Many of the recently enriched congregated between speeches at a cordoned-off dining terrace by the Duck Pond, where a pair of captive swans paddled around a pool. There, any guest–but not a reporter–could edge through the masses of people in khaki pants and cashmere cable sweaters to ask a question of Bill Gates or Andy Grove. Meanwhile, the journalists chased after the Internet moguls as they moved between the Inn and their condos, amplifying the atmosphere of inflated self-importance that permeated Sun Valley this year.
Some of the new Internet czars spent Friday afternoon lobbying Herbert Allen to get them into celebrity photographer Annie Leibovitz's Saturday afternoon shoot of the Media All-Star Team for Vanity Fair. They felt they had been invited to Sun Valley because they were the people of the moment, and they had trouble believing that Leibovitz had made her own choices about who to photograph. Why, for example, would she include Buffett? His role in media had come mostly secondhand–through board memberships, a large network of personal influence, and a history of media investments large and small. Besides, he was old media. They found it hard to believe that his face in a photograph still sold magazines.

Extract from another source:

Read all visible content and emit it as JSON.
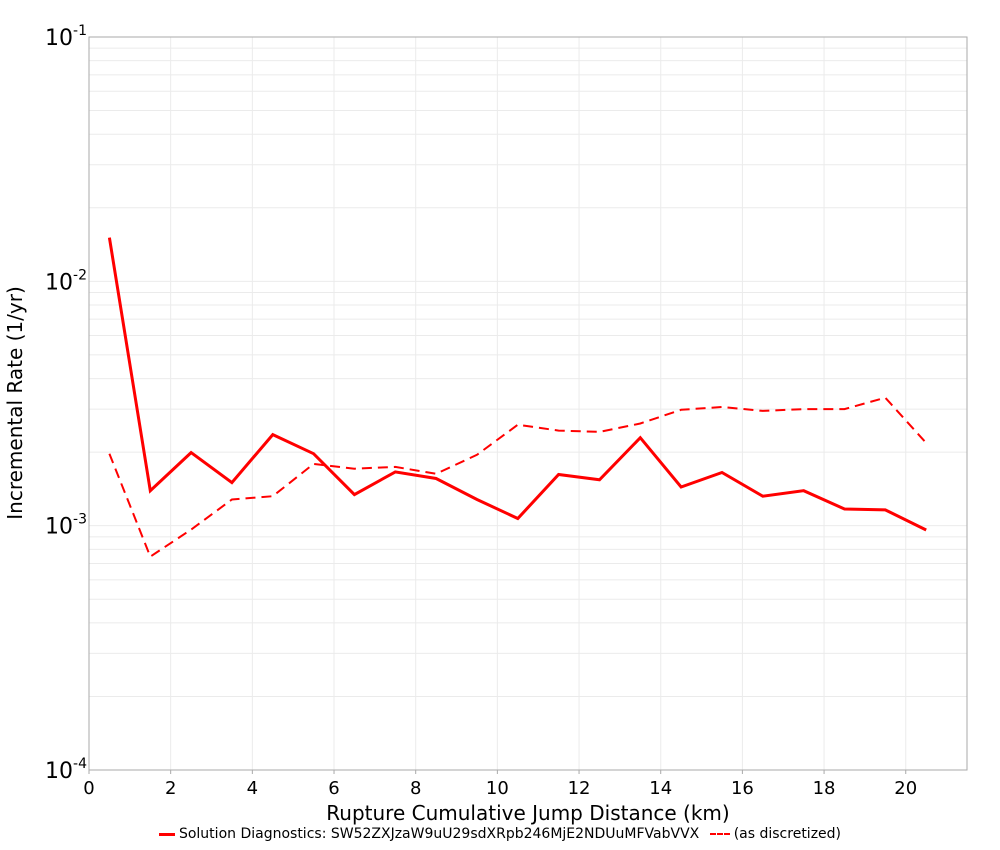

These would-be all-stars felt slighted because they knew perfectly well that the balance in media had shifted toward the Internet. That was so even though Herbert Allen himself thought the "new paradigm" for valuing technology and media stocks–based on clicks and eyeballs and projections of far-off growth rather than a company's ability to earn cold hard cash–was bunk. "New paradigm," he sniffed. "It's like new sex. There just isn't any such thing." 
The next morning, Buffett, emblem of the old paradigm, rose early, for he would be the closing speaker of the year. Invariably, he turned down requests to speak at conferences sponsored by other companies, but when Herbert Allen asked him to speak at Sun Valley, he always said yes.  The Saturday morning closing talk was the keynote event of the conference, so instead of heading straight to the golf course or grabbing a fishing rod, almost everyone went to the breakfast buffet at the Sun Valley Inn, then settled into a seat. Today Buffett would be talking about the stock market.
In private, he had been critical of the gunslinging, promoter-driven market that had sent technology stocks galloping toward delirious heights all year. The stock of his company, Berkshire Hathaway, languished in their dust, and his rigid rule of not buying technology stocks seemed outmoded. But the criticism had no influence on how he invested, and to date, the only statement he had made in public was that he never made market predictions. So his decision to get up at the podium in Sun Valley and do just that was unprecedented. Perhaps it was the times. Buffett had a firm conviction and an overwhelming urge to preach.